Il mercato dei diamanti coltivati in laboratorio sta registrando una crescita spettacolare. Secondo Precedence Research, è stimato a circa 24 miliardi di dollari nel 2024 e dovrebbe raggiungere i 109 miliardi entro il 2035. Questi diamanti, chimicamente e otticamente identici ai diamanti naturali, sono prodotti con due metodi: HPHT (alta pressione, alta temperatura) e CVD (deposizione chimica da fase vapore).

De Beers, leader storico del diamante naturale, ha pubblicato i suoi risultati preliminari 2025 che mostrano ricavi sotto pressione. Il gruppo ha lanciato il proprio marchio di diamanti da laboratorio, Lightbox, posizionato come una gamma accessibile (a partire da 800$ per carato) per differenziarsi dai suoi diamanti naturali premium. Questa strategia duale riflette la realtà di un mercato in piena mutazione.

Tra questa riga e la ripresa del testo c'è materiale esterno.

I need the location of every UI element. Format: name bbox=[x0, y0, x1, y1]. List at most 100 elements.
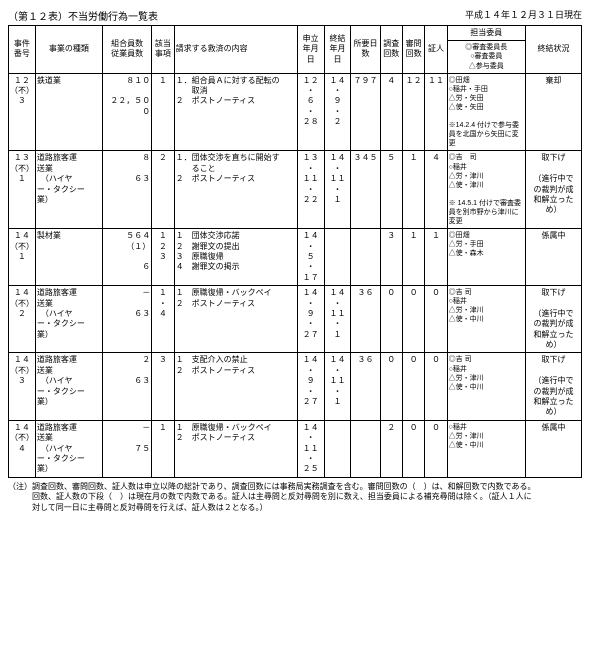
hdr-enddate: 終結年月日 bbox=[324, 26, 351, 74]
cell: ３ bbox=[380, 229, 402, 286]
cell: １４・９・２７ bbox=[297, 286, 324, 353]
hdr-caseno: 事件番号 bbox=[9, 26, 36, 74]
cell: ８１０２２，５００ bbox=[103, 73, 152, 151]
cell: １４・１１・１ bbox=[324, 151, 351, 229]
cell: ５ bbox=[380, 151, 402, 229]
hdr-item: 該当事項 bbox=[152, 26, 174, 74]
cell: 鉄道業 bbox=[35, 73, 102, 151]
cell: ８６３ bbox=[103, 151, 152, 229]
cell bbox=[324, 229, 351, 286]
hdr-biz: 事業の種類 bbox=[35, 26, 102, 74]
cell bbox=[324, 420, 351, 477]
cell: １ bbox=[402, 229, 424, 286]
cell: ０ bbox=[425, 420, 447, 477]
cell: ３４５ bbox=[351, 151, 380, 229]
cell: ◎吉 司○稲井△労・津川△使・津川※ 14.5.1 付けで審査委員を別市野から津… bbox=[447, 151, 525, 229]
cell: ２ bbox=[152, 151, 174, 229]
cell: ２ bbox=[380, 420, 402, 477]
cell: 道路旅客運送業 （ハイヤー・タクシー業） bbox=[35, 420, 102, 477]
hdr-relief: 請求する救済の内容 bbox=[174, 26, 297, 74]
header-row-1: 事件番号 事業の種類 組合員数従業員数 該当事項 請求する救済の内容 申立年月日… bbox=[9, 26, 582, 41]
cell: ３６ bbox=[351, 286, 380, 353]
cell: １ bbox=[152, 420, 174, 477]
hdr-appdate: 申立年月日 bbox=[297, 26, 324, 74]
table-row: １４（不）４道路旅客運送業 （ハイヤー・タクシー業）－７５１１ 原職復帰・バック… bbox=[9, 420, 582, 477]
cell: ◎吉 司○稲井△労・津川△使・中川 bbox=[447, 353, 525, 420]
cell: ７９７ bbox=[351, 73, 380, 151]
cell: １３・１１・２２ bbox=[297, 151, 324, 229]
cell: ０ bbox=[380, 286, 402, 353]
cell: １ bbox=[402, 151, 424, 229]
cell: １２ bbox=[402, 73, 424, 151]
cell: １ 原職復帰・バックペイ２ ポストノーティス bbox=[174, 286, 297, 353]
cell: ５６４（１）６ bbox=[103, 229, 152, 286]
cell: ３ bbox=[152, 353, 174, 420]
hdr-status: 終結状況 bbox=[525, 26, 581, 74]
cell: ２６３ bbox=[103, 353, 152, 420]
cell: ３６ bbox=[351, 353, 380, 420]
cell: ０ bbox=[402, 286, 424, 353]
cell: ０ bbox=[402, 420, 424, 477]
cell: ０ bbox=[380, 353, 402, 420]
footnote: （注）調査回数、審問回数、証人数は申立以降の総計であり、調査回数には事務局実務調… bbox=[8, 482, 582, 513]
cell: ０ bbox=[402, 353, 424, 420]
table-title: （第１２表）不当労働行為一覧表 bbox=[8, 8, 158, 23]
cell: ４ bbox=[425, 151, 447, 229]
hdr-committee: ◎審査委員長○審査委員△参与委員 bbox=[447, 41, 525, 73]
cell: １ bbox=[425, 229, 447, 286]
cell: 棄却 bbox=[525, 73, 581, 151]
cell: ◎吉 司○稲井△労・津川△使・中川 bbox=[447, 286, 525, 353]
cell: １ 支配介入の禁止２ ポストノーティス bbox=[174, 353, 297, 420]
cell: ４ bbox=[380, 73, 402, 151]
cell: １４・９・２７ bbox=[297, 353, 324, 420]
cell: １２・６・２８ bbox=[297, 73, 324, 151]
cell: 製材業 bbox=[35, 229, 102, 286]
cell: １４（不）３ bbox=[9, 353, 36, 420]
hdr-days: 所要日数 bbox=[351, 26, 380, 74]
hdr-members: 組合員数従業員数 bbox=[103, 26, 152, 74]
cell: １４（不）４ bbox=[9, 420, 36, 477]
hdr-committee-group: 担当委員 bbox=[447, 26, 525, 41]
cell: １４（不）１ bbox=[9, 229, 36, 286]
cell: 取下げ（進行中での裁判が成和解立っため） bbox=[525, 286, 581, 353]
as-of-date: 平成１４年１２月３１日現在 bbox=[465, 8, 582, 23]
cell: １４・９・２ bbox=[324, 73, 351, 151]
cell: 係属中 bbox=[525, 229, 581, 286]
cell: ０ bbox=[425, 286, 447, 353]
cell: １４（不）２ bbox=[9, 286, 36, 353]
hdr-hearing: 審問回数 bbox=[402, 26, 424, 74]
cell: 道路旅客運送業 （ハイヤー・タクシー業） bbox=[35, 286, 102, 353]
cell: ◎田畑○稲井・手田△労・矢田△使・矢田※14.2.4 付けで参与委員を北国から矢… bbox=[447, 73, 525, 151]
cell: １ bbox=[152, 73, 174, 151]
cell: １４・１１・１ bbox=[324, 286, 351, 353]
cell: １２３ bbox=[152, 229, 174, 286]
cell: ０ bbox=[425, 353, 447, 420]
cell: 取下げ（進行中での裁判が成和解立っため） bbox=[525, 353, 581, 420]
table-row: １４（不）１製材業５６４（１）６１２３１ 団体交渉応諾２ 謝罪文の提出３ 原職復… bbox=[9, 229, 582, 286]
cell: 係属中 bbox=[525, 420, 581, 477]
cell: １４・１１・２５ bbox=[297, 420, 324, 477]
table-row: １４（不）３道路旅客運送業 （ハイヤー・タクシー業）２６３３１ 支配介入の禁止２… bbox=[9, 353, 582, 420]
cell: ○稲井△労・津川△使・中川 bbox=[447, 420, 525, 477]
hdr-witness: 証人 bbox=[425, 26, 447, 74]
cell: １ 団体交渉応諾２ 謝罪文の提出３ 原職復帰４ 謝罪文の掲示 bbox=[174, 229, 297, 286]
hdr-invest: 調査回数 bbox=[380, 26, 402, 74]
cell bbox=[351, 229, 380, 286]
cell: －６３ bbox=[103, 286, 152, 353]
cell: １・４ bbox=[152, 286, 174, 353]
table-row: １４（不）２道路旅客運送業 （ハイヤー・タクシー業）－６３１・４１ 原職復帰・バ… bbox=[9, 286, 582, 353]
table-row: １３（不）１道路旅客運送業 （ハイヤー・タクシー業）８６３２１．団体交渉を直ちに… bbox=[9, 151, 582, 229]
cell: －７５ bbox=[103, 420, 152, 477]
cell: １．団体交渉を直ちに開始す ること２ ポストノーティス bbox=[174, 151, 297, 229]
cell: 取下げ（進行中での裁判が成和解立っため） bbox=[525, 151, 581, 229]
cell: 道路旅客運送業 （ハイヤー・タクシー業） bbox=[35, 151, 102, 229]
cell: １３（不）１ bbox=[9, 151, 36, 229]
cell: １ 原職復帰・バックペイ２ ポストノーティス bbox=[174, 420, 297, 477]
cell bbox=[351, 420, 380, 477]
cell: １２（不）３ bbox=[9, 73, 36, 151]
main-table: 事件番号 事業の種類 組合員数従業員数 該当事項 請求する救済の内容 申立年月日… bbox=[8, 25, 582, 478]
cell: １４・１１・１ bbox=[324, 353, 351, 420]
cell: １．組合員Ａに対する配転の 取消２ ポストノーティス bbox=[174, 73, 297, 151]
cell: 道路旅客運送業 （ハイヤー・タクシー業） bbox=[35, 353, 102, 420]
cell: ◎田畑△労・手田△使・森木 bbox=[447, 229, 525, 286]
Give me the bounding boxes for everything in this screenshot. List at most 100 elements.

I diamanti da laboratorio costano in media il 60-80% in meno rispetto ai diamanti naturali di pari qualità. La loro impronta ambientale è significativamente inferiore (nessuna estrazione mineraria), il che attrae in particolare i millennial e la Generazione Z, per i quali l'etica e la sostenibilità sono criteri d'acquisto importanti.

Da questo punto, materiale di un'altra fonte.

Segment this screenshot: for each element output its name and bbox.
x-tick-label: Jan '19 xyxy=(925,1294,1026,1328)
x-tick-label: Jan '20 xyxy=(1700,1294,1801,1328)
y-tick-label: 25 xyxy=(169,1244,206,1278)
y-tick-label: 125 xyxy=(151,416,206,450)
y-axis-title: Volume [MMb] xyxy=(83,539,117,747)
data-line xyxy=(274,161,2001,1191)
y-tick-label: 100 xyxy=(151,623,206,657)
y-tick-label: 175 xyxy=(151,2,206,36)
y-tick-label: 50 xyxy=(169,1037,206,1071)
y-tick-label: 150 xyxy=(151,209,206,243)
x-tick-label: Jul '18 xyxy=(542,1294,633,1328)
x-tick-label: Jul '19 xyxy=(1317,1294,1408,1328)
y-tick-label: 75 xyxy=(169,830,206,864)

L'India domina il taglio e la lucidatura dei diamanti da laboratorio, così come per i diamanti naturali, con la città di Surat come centro mondiale. La Cina è il principale produttore di diamanti da laboratorio grezzi. Gli Stati Uniti rimangono il principale mercato di consumo.

Le piattaforme e-commerce come Brilliant Earth e Blue Nile hanno sviluppato notevolmente la loro offerta di diamanti da laboratorio, con strumenti di personalizzazione online (scelta della pietra, della montatura, incisione) e una certificazione di qualità (GIA, IGI). La tracciabilità blockchain inizia ad essere utilizzata per garantire l'origine etica.

L'orologeria e l'alta gioielleria tradizionali mantengono la domanda per i diamanti naturali eccezionali. Le vendite all'asta di pietre rare (Christie's, Sotheby's) continuano a battere record. Il mercato si segmenta chiaramente tra un lusso accessibile (diamanti da laboratorio) e un ultra-lusso patrimoniale (diamanti naturali rari).